Psikiyatrist Leela R. Magavi, California merkezli Community Psychiatry’nin bölgesel tıp direktörü, türün müshil etkilerini deneyimlemiş bir korku filmi hayranıdır. “Korku filmleri, fobileri ve çeşitli travma biçimleri olan bireyleri duyarsızlaştırmak için kullanılabilir” diyor.

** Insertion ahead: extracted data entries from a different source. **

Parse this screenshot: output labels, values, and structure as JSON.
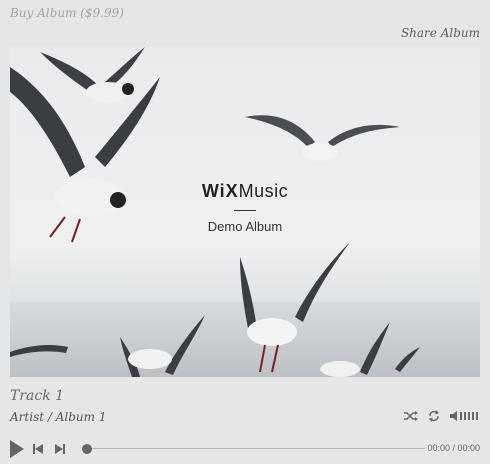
{
  "header": {
    "buy_label": "Buy Album ($9.99)",
    "share_label": "Share Album"
  },
  "cover": {
    "logo_bold": "WiX",
    "logo_rest": "Music",
    "album_title": "Demo Album"
  },
  "track": {
    "title": "Track 1",
    "artist_album": "Artist / Album 1"
  },
  "player": {
    "time": "00:00 / 00:00",
    "progress_fraction": 0
  },
  "icons": {
    "shuffle": "shuffle-icon",
    "repeat": "repeat-icon",
    "volume": "volume-icon",
    "play": "play-icon",
    "previous": "previous-icon",
    "next": "next-icon"
  },
  "colors": {
    "background": "#e6e6e6",
    "link_muted": "#a3a3a3",
    "text_dark": "#5e5e5e",
    "control": "#666666"
  }
}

Aarhus Üniversitesi’nden Clasen şimdi meslektaşı Coltan Scrivner ile korkunun klinik potansiyellerini ve ciddi psikolojik travma yaşayan insanların korku medyası için yapıcı kullanımlar bulup bulamayacağını inceleyen bir çalışma tasarlıyor. Lisanslı bir terapistin ortak sunuculuğunu yaptığı, korku filmleri ve kaygı arasındaki bağlantıyı araştıran “Psikanaliz: Bir Korku Terapisi Podcasti” adlı bir podcast bile var.

Sosyolog ve Scream: Chilling Adventures in the Science of Fear kitabının yazarı Margee Kerr, gönüllü olarak uyandırılan olumsuz deneyimler (VANE) – yani bir korku filmi izlemek veya eğlenmek için perili bir evde koşmak gibi durumlar – hakkında bir ön araştırma yaptı. 2019’da yapılan bir çalışmada Kerr ve meslektaşları, insanların bu faaliyetlere katıldıktan sonra hissettikleri coşkunun, beynin korku uyandıran uyaranlara karşı nörokimyasal tepkilerini azaltarak “bireylerin sonraki stres etkenleriyle başa çıkmasına yardımcı olabileceğini” buldu. “Bu fenomen klinik durumlarda tekrarlandığı ölçüde, klinik müdahaleler için bilgi sağlayabilir” diyor.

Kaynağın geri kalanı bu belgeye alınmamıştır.